Rick's comment: "Then Saul’s anger [aph] was kindled [charah] against Jonathan, and he said unto him, Thou son of the perverse [avah] and rebellious [marduwth] woman, do not I know [yada] that thou has chosen [bachar] the son of Jesse to thine own confusion, [bosheth] and unto the confusion [bosheth] of thy mother’s nakedness [ervah]? For as long as the son of Jesse liveth upon the ground, thou shalt not be established, nor thy kingdom. Wherefore now send and fetch him unto me, for he shall surely die." 20:30, 31.

Saul’s vehement accusation, ‘Do not I know, yada,’ in this context, conveys the idea of discern, perceive, find out. Saul confronts Jonathan about his romantic, emotional, intimate sexual relationship with David, characterizing it as shameful confusion. Saul uses Hebrew idiomatic expression to convey a crude sexual slur against Jonathan’s manhood and ties the slur to Jonathan’s intimate association with David.

Eugene Peterson, in The Message paraphrase, interprets it this way. "Saul exploded in anger at Jonathan: You son of a slut! Don’t you think I know that you are in cahoots with the son of Jesse, disgracing both you and your mother?"

In the Bible "uncovering someone’s nakedness" is a euphemism for having sex. Thus, in Leviticus 18:6-17, scripture tells us 15 times ‘thou shalt not uncover’ someone’s ‘nakedness.’

When Saul assails Jonathan with a sexual euphemism about the shame of his mother’s nakedness, ervah, Saul is accusing Jonathan of a sexual relationship with David.

Ervah refers to nudity in which the genitalia are visible, implying shameful, sinful exposure. It comes from the Hebrew root arah, used of sexual offenses where one’s genitals are uncovered.

Saul is not characterizing Jonathan's mother, Queen Ahinoam. His vicious slur characterizes Jonathan’s behavior with David. Saul’s angry outburst indicates more than fear that Jonathan will never be King.
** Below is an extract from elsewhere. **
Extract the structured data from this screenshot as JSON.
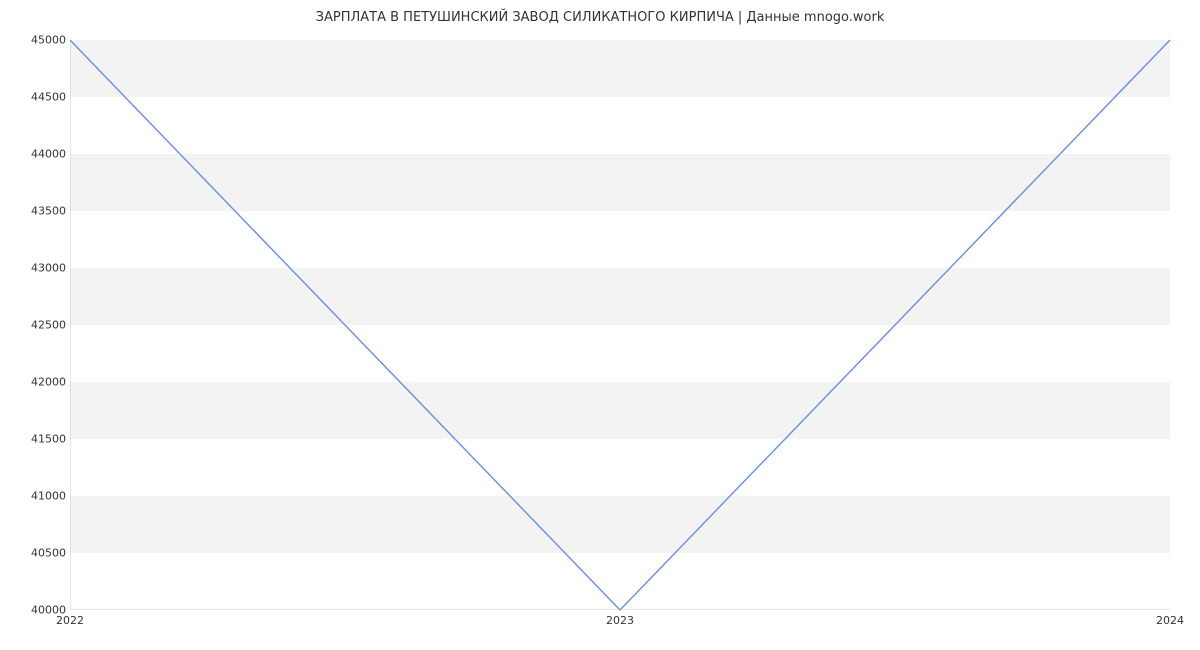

By referencing Jonathan’s "confusion, and unto the confusion of thy mother’s nakedness" Saul’s furious tirade accuses Jonathan of sexual intimacy with David. Saul is saying that Jonathan and David enjoyed a sexual relationship with each other.
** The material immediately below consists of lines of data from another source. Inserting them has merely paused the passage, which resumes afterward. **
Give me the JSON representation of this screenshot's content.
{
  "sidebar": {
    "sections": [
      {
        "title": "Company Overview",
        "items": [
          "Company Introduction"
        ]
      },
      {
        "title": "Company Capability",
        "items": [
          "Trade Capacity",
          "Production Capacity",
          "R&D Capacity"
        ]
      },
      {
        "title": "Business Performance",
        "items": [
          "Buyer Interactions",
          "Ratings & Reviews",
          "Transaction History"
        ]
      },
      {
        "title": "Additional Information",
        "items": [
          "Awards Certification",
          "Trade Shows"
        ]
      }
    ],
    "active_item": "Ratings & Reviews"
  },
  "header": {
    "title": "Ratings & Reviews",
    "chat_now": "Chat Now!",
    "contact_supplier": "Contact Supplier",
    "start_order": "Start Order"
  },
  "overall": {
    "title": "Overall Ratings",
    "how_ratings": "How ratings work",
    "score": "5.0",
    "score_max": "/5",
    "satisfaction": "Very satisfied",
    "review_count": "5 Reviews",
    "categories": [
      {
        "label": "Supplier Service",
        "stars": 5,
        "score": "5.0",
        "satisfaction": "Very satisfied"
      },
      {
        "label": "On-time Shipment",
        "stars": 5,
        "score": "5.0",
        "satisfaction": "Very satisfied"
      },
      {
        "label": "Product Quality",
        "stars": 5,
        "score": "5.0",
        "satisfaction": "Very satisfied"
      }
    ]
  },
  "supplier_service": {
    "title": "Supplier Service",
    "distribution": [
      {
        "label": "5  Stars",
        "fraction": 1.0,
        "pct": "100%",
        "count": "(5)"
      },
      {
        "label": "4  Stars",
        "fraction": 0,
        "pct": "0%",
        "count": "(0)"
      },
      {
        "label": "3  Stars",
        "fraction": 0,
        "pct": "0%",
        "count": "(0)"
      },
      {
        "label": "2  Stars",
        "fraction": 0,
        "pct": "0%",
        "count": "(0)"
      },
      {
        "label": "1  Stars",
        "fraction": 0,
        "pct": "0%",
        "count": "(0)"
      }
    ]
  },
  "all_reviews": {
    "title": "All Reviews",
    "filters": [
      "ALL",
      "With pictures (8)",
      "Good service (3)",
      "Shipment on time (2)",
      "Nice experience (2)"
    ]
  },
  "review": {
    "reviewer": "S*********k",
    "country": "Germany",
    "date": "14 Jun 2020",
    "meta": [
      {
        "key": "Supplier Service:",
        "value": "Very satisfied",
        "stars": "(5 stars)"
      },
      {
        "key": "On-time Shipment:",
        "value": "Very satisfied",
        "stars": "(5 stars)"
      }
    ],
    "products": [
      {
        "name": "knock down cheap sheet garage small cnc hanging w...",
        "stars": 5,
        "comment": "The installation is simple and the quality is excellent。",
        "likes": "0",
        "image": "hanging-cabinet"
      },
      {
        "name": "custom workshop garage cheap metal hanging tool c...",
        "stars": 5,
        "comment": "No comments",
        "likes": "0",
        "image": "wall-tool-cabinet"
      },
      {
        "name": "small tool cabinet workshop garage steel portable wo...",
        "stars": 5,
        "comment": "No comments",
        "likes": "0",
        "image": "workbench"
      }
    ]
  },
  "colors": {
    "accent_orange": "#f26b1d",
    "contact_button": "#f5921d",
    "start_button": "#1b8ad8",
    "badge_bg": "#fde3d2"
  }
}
More info on Jonathan and David is in eBook, Gay Christian 101, for $7.99 USD.

Jul 05, 2016
Thanks!
by: Caleb H.

Thanks guys. Kevin and Rick I so appreciate all of your comments throughout this site. You guys are so smart! After reading the articles, I always try to read all of the comments as well. Some bring fear/distress to my spirit, but your guys' comments always bring me peace!

Jul 05, 2016
Caleb's comments
by: Kevin S.

Caleb, I think the most important outcome of all the commenting and conversations that occur here is confidence that the Bible doesn't condemn being gay and that gay Christians need to be an active part of the body of Christ.
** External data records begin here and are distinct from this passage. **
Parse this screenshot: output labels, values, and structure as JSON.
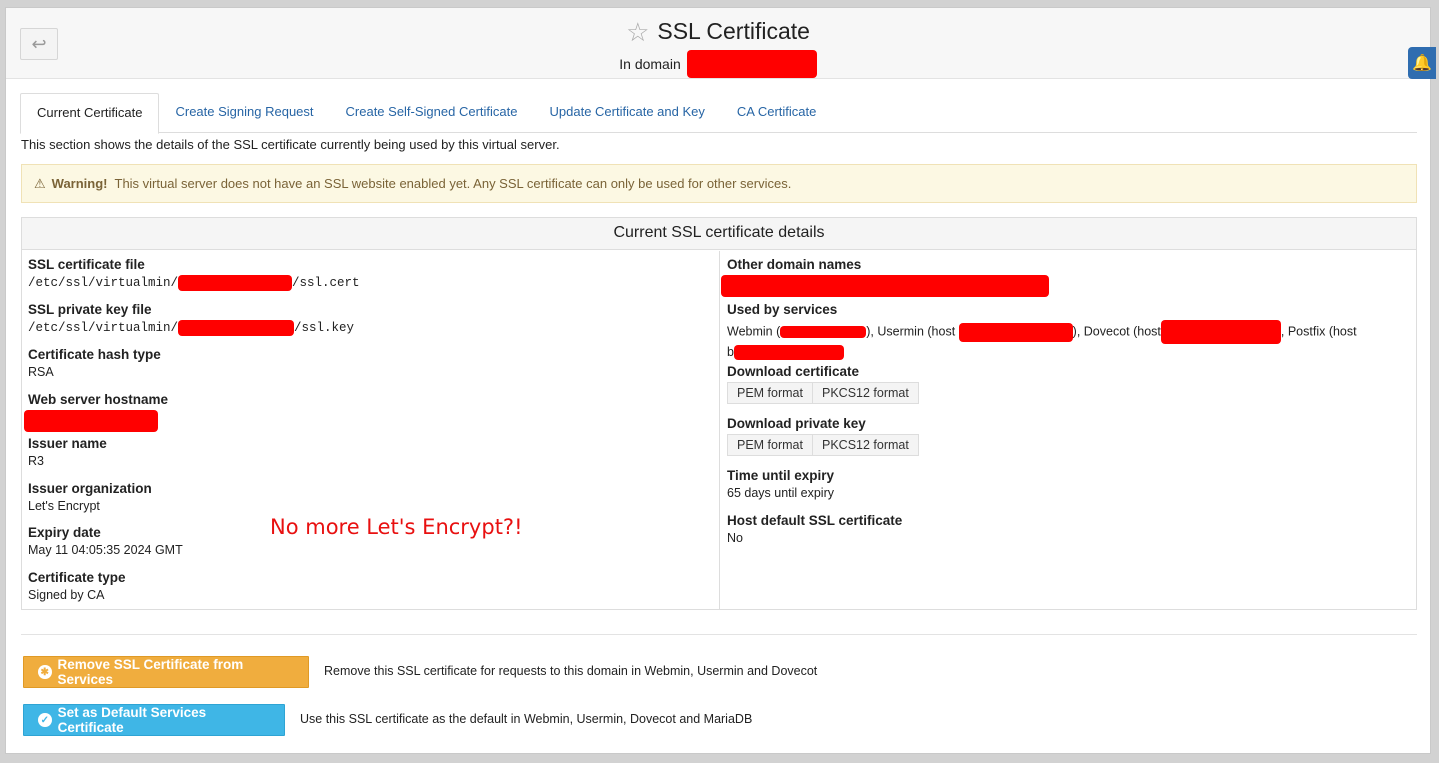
{
  "header": {
    "back_icon": "return-arrow-icon",
    "title": "SSL Certificate",
    "subtitle_prefix": "In domain"
  },
  "tabs": [
    {
      "label": "Current Certificate",
      "active": true
    },
    {
      "label": "Create Signing Request",
      "active": false
    },
    {
      "label": "Create Self-Signed Certificate",
      "active": false
    },
    {
      "label": "Update Certificate and Key",
      "active": false
    },
    {
      "label": "CA Certificate",
      "active": false
    }
  ],
  "intro": "This section shows the details of the SSL certificate currently being used by this virtual server.",
  "warning": {
    "strong": "Warning!",
    "text": "This virtual server does not have an SSL website enabled yet. Any SSL certificate can only be used for other services."
  },
  "panel": {
    "title": "Current SSL certificate details",
    "left": {
      "cert_file": {
        "label": "SSL certificate file",
        "prefix": "/etc/ssl/virtualmin/",
        "suffix": "/ssl.cert"
      },
      "key_file": {
        "label": "SSL private key file",
        "prefix": "/etc/ssl/virtualmin/",
        "suffix": "/ssl.key"
      },
      "hash_type": {
        "label": "Certificate hash type",
        "value": "RSA"
      },
      "hostname": {
        "label": "Web server hostname"
      },
      "issuer_name": {
        "label": "Issuer name",
        "value": "R3"
      },
      "issuer_org": {
        "label": "Issuer organization",
        "value": "Let's Encrypt"
      },
      "expiry": {
        "label": "Expiry date",
        "value": "May 11 04:05:35 2024 GMT"
      },
      "cert_type": {
        "label": "Certificate type",
        "value": "Signed by CA"
      }
    },
    "right": {
      "other_domains": {
        "label": "Other domain names"
      },
      "services": {
        "label": "Used by services",
        "webmin": "Webmin (",
        "usermin": "), Usermin (host",
        "dovecot": "), Dovecot (host",
        "postfix": ", Postfix (host",
        "tail": "b"
      },
      "download_cert": {
        "label": "Download certificate",
        "pem": "PEM format",
        "pkcs12": "PKCS12 format"
      },
      "download_key": {
        "label": "Download private key",
        "pem": "PEM format",
        "pkcs12": "PKCS12 format"
      },
      "expiry_time": {
        "label": "Time until expiry",
        "value": "65 days until expiry"
      },
      "host_default": {
        "label": "Host default SSL certificate",
        "value": "No"
      }
    }
  },
  "annotation": "No more Let's Encrypt?!",
  "actions": {
    "remove": {
      "label": "Remove SSL Certificate from Services",
      "desc": "Remove this SSL certificate for requests to this domain in Webmin, Usermin and Dovecot"
    },
    "default": {
      "label": "Set as Default Services Certificate",
      "desc": "Use this SSL certificate as the default in Webmin, Usermin, Dovecot and MariaDB"
    }
  },
  "colors": {
    "link": "#2765a5",
    "warning_bg": "#fcf8e3",
    "remove_btn": "#f0ad3e",
    "default_btn": "#3fb6e6",
    "redaction": "#ff0000",
    "annotation": "#e81010"
  }
}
Those of us who have come to understand the words of the Scriptures need to be vocal about exactly what the "Bible says". We need to educate when the opportunity arises. For too long the Church has propagated status quo theology. In fact, that theology is apostasy, and it excludes a specific group - gay Christians, from fellowship.

So let's be the MESSANGERS of Biblical truth. While these truth enhance our lives, they are given that we share them with others; therein is the purpose God gives that knowledge. In 2009 I came across GayChristian101.com and Rick.

Through this site and his book I've come to a place of realizing the harmony between my faith in Christ and who I am as a gay man. From that first day until this one, I continually share the knowledge I've learned. I hope you will continue to study and share what you learn.